Concord Center’s beautiful homes are a pageant of architectural history, and among the Federal-era, Colonial-era, and Victorian homes stands this delightful Stick Style home. A rare style in Concord, the home was built in the 1860s for William Munroe Jr.’s gardener. The Stick Style is notable for its functional-appearing but decorative woodwork, such as the diagonal trusses that span the roof’s gable ends.1 It also celebrated the use of wood as a building material in residential construction. New England homes are traditionally made of wood, but older styles often emulated the look of masonry, such as in the Greek Revival style. Soon the Stick Style with its fanciful fretwork would morph into the more commonly seen Queen Anne style of later Victorian architecture.

After the Munroe gardener’s death, the home became a rental property and was eventually purchased by Eric Parkman Smith, an esteemed Concord resident who was a partner in West Concord’s Damon Mill. Remarkably, this home was continuously rented from 1873 until 2016 when its present owners moved in!

©Pierre Chiha Photographers

The home caught the eye of the current owners when they spied its gable behind overgrown shrubbery and a For Sale sign in 2007. “We weren’t really looking to move,” explains the present owner, “but we saw the house and the walkable neighborhood, and it was just what we were envisioning for our upcoming empty-nester lifestyle.” They made an offer, which was accepted, and continued to rent the home for several years while formulating restoration plans.

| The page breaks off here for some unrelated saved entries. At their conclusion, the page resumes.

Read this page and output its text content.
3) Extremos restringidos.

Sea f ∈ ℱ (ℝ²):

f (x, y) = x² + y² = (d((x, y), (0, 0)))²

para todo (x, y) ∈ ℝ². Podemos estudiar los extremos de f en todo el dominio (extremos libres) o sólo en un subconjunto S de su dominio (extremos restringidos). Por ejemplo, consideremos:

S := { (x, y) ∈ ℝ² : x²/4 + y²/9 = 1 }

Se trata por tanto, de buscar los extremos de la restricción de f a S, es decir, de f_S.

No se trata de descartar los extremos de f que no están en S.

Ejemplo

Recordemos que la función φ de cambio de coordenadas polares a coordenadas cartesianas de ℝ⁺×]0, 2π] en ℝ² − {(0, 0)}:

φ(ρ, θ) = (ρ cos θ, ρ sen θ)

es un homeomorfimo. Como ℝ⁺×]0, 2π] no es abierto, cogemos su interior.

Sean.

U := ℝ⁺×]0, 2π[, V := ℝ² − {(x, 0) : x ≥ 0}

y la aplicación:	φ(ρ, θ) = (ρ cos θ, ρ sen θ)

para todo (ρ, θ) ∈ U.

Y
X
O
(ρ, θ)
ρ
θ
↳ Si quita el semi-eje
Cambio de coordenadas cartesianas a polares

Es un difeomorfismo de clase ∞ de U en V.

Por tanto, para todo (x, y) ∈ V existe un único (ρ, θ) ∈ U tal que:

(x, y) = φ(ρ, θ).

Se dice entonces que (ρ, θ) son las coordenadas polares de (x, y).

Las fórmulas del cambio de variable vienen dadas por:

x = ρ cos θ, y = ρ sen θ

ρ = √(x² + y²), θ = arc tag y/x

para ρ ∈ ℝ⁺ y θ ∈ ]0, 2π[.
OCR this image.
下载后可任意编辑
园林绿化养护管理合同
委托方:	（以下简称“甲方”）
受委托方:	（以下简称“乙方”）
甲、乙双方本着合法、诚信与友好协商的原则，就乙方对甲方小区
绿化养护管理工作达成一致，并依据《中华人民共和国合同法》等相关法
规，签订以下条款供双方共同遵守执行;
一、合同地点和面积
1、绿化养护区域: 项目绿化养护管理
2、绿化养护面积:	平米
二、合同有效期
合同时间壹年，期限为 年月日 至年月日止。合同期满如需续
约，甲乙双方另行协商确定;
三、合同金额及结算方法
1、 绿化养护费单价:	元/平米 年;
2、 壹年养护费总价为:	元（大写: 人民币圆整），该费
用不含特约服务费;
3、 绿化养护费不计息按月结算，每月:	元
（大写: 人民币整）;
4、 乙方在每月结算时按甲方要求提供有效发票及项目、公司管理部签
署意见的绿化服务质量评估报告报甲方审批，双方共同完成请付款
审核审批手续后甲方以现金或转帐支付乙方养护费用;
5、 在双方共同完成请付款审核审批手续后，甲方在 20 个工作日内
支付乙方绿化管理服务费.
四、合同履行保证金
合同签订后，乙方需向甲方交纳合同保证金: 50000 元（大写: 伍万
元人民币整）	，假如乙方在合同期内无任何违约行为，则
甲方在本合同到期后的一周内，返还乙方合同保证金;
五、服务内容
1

The original features throughout the home were largely intact. One challenge was the discovery of mortared bricks between the exterior clapboards and the original interior plaster, an insulation idea from the mid-1800s that wasn’t very effective. They decided to redo the plaster and bring the R-value up to current codes with new insulation. The couple also selected new slate to replace the existing slate roof, a decision that was expensive but felt important to keep the home’s charm and integrity. The gable trusses and window overhangs are all original. The chimneys were rebuilt with historically accurate chimney pots. (The cracked original chimney pots are carefully stored in the newly built garage.)

©Pierre Chiha Photographers

The home had a late-19th century utilitarian addition built at the back. This was removed, and a new addition was designed to provide a family room and upstairs primary suite. A second-floor balcony matches the star latticework found at the front of the house. “Our architect, Frank Oliva of Yarmouth, Maine, did a wonderful job of integrating the new wing with the original part of the house,” the owners concur.

Professional landscaping by Kyle Zick opened up the yard to the street so that this historical Stick Style house once again takes its place in the neighborhood vista.

1 Blumenson, John J.G. (1983). Identifying American Architecture, American Association for State and Local History, Nashville.

Barbara Rhines is a freelance writer in the Boston area specializing in architectural history, home renovation, and the decorative arts.